Indonesia cracks down on cheap fares to boost airline safety

JAKARTA (Reuters) - Indonesia has cracked down on the sale of cheap tickets for domestic flights to ensure that airlines do not cut corners on safety, the transport ministry said on Thursday.

The decision to tighten the rules on the fares came into effect on Dec. 30, two days after AirAsia flight QZ8501 crashed into the Java Sea en route from Indonesia to Singapore. There were no survivors among the 162 people on board.

The price floor for economy class domestic flights has been raised, according to ministry documents seen by Reuters, with airlines prevented from selling tickets at less than 40 percent of a ceiling price set by the ministry. The previous floor was 30 percent, though the ministry could grant certain exemptions.

The ministry’s intention is to help to increase airlines’ profit margins, allowing them to spend more on safety.

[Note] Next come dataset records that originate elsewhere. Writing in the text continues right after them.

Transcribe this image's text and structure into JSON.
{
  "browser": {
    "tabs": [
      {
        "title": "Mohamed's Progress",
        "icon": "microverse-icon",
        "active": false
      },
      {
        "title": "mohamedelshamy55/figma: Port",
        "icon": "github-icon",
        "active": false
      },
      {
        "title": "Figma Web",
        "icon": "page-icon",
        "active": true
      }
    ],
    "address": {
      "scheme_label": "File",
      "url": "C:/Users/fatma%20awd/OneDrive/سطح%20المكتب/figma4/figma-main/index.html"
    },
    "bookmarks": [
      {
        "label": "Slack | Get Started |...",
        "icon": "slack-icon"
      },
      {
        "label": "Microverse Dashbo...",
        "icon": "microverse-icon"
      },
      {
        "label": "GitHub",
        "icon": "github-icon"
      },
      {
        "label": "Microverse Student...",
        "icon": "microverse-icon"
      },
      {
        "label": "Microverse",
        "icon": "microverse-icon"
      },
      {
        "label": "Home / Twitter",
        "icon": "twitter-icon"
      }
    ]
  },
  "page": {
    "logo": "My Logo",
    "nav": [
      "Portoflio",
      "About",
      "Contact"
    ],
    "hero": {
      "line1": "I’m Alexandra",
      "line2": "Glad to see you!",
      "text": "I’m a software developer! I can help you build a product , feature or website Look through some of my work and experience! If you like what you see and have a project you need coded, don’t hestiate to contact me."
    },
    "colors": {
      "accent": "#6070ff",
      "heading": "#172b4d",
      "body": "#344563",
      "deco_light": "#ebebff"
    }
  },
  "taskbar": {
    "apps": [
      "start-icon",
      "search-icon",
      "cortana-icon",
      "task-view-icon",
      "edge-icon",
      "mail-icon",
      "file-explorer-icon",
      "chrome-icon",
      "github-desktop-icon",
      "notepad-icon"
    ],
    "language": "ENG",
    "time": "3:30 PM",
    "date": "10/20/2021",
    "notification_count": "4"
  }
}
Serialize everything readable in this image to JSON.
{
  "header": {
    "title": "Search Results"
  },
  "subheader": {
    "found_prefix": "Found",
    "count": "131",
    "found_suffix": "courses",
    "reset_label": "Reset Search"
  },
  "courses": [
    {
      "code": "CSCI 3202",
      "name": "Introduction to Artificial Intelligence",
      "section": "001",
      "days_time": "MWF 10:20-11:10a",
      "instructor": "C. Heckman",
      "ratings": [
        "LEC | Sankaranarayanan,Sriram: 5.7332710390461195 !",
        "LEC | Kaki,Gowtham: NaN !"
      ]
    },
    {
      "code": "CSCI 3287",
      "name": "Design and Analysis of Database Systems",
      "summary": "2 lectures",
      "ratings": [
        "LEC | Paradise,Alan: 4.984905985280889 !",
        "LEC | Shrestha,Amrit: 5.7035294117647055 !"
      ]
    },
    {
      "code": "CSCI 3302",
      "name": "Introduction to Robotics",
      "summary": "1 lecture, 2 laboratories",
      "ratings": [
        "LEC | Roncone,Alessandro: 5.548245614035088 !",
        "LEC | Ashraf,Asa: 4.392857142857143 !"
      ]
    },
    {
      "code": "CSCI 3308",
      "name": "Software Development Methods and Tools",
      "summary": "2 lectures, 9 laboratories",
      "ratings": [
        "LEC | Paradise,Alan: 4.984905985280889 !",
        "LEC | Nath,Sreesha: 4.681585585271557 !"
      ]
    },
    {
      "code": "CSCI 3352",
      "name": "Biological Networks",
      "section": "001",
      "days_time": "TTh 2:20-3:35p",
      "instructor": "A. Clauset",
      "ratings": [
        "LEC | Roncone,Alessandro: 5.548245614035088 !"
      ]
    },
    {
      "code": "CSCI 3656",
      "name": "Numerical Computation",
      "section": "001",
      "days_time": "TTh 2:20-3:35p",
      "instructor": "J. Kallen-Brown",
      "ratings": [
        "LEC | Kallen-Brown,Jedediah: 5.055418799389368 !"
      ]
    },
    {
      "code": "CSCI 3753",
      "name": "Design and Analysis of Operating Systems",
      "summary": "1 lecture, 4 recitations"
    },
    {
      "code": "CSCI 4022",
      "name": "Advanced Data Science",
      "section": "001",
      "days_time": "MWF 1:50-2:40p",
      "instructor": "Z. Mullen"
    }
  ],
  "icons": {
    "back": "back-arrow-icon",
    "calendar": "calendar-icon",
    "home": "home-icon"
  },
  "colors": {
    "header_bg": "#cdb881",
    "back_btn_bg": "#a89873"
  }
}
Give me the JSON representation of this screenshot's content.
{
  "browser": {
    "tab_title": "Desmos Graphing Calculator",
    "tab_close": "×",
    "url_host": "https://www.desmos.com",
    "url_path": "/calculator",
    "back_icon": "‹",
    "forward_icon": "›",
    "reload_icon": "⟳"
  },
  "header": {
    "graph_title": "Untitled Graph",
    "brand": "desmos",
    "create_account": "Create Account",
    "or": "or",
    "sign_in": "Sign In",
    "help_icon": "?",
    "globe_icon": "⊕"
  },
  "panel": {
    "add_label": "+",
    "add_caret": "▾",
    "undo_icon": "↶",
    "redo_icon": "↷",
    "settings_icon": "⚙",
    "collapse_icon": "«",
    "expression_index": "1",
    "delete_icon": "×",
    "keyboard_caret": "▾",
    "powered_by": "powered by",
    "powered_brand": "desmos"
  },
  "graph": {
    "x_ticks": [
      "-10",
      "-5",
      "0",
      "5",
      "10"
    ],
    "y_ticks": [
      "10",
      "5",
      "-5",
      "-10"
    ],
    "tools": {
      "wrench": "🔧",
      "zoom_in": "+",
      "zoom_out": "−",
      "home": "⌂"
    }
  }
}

“We want the aviation sector to be healthy, not cheap. If it’s cheap, there are many things that might not be done,” Transport Minister Ignasius Jonan told reporters on Thursday.

Some Indonesian airlines have been pricing tickets below their operating costs on certain routes to attract passengers in what is one of the world’s fastest-growing commercial aviation markets.

Its safety record, however, has been patchy and in 2007 the European Commission banned all Indonesia-based airlines from flying to the European Union after a series of accidents.

Exemptions to that ban have since been granted to some carriers, including Garuda Indonesia and AirAsia.

Since the AirAsia crash, the transport ministry has reassigned some officials and tightened rules on pre-flight procedures, though ministry official Mohammad Alwi said the new pricing rule had no connection with the accident and that authorities had taken the decision some time earlier.

It is unclear whether the pricing rule will have the ministry’s desired effect, with one aviation analyst saying it seemed like a “knee-jerk reaction”.

“It will definitely impede the budget carriers’ strategy,” said the analyst, who declined to be named because he is not authorised to speak to the media, though he added that the low-cost airlines would still be able to offer lower fares than their full-service rivals.

The new rule is most likely to affect the likes of Lion Air and Indonesia AirAsia, but several airline executives contacted by Reuters said they were not too worried.

“In fact, it means that we will not be attacked by competitors that have predatory pricing. It’s still far from Garuda’s average price,” Garuda Chief Executive Arif Wibowo said.

The regulation is unlikely to hurt sales at Sriwijaya Air because it doesn’t sell tickets at budget prices, its corporate communications senior manager Agus Soedjono said.

An Indonesia AirAsia spokeswoman declined to comment and Lion Air was not immediately available to comment.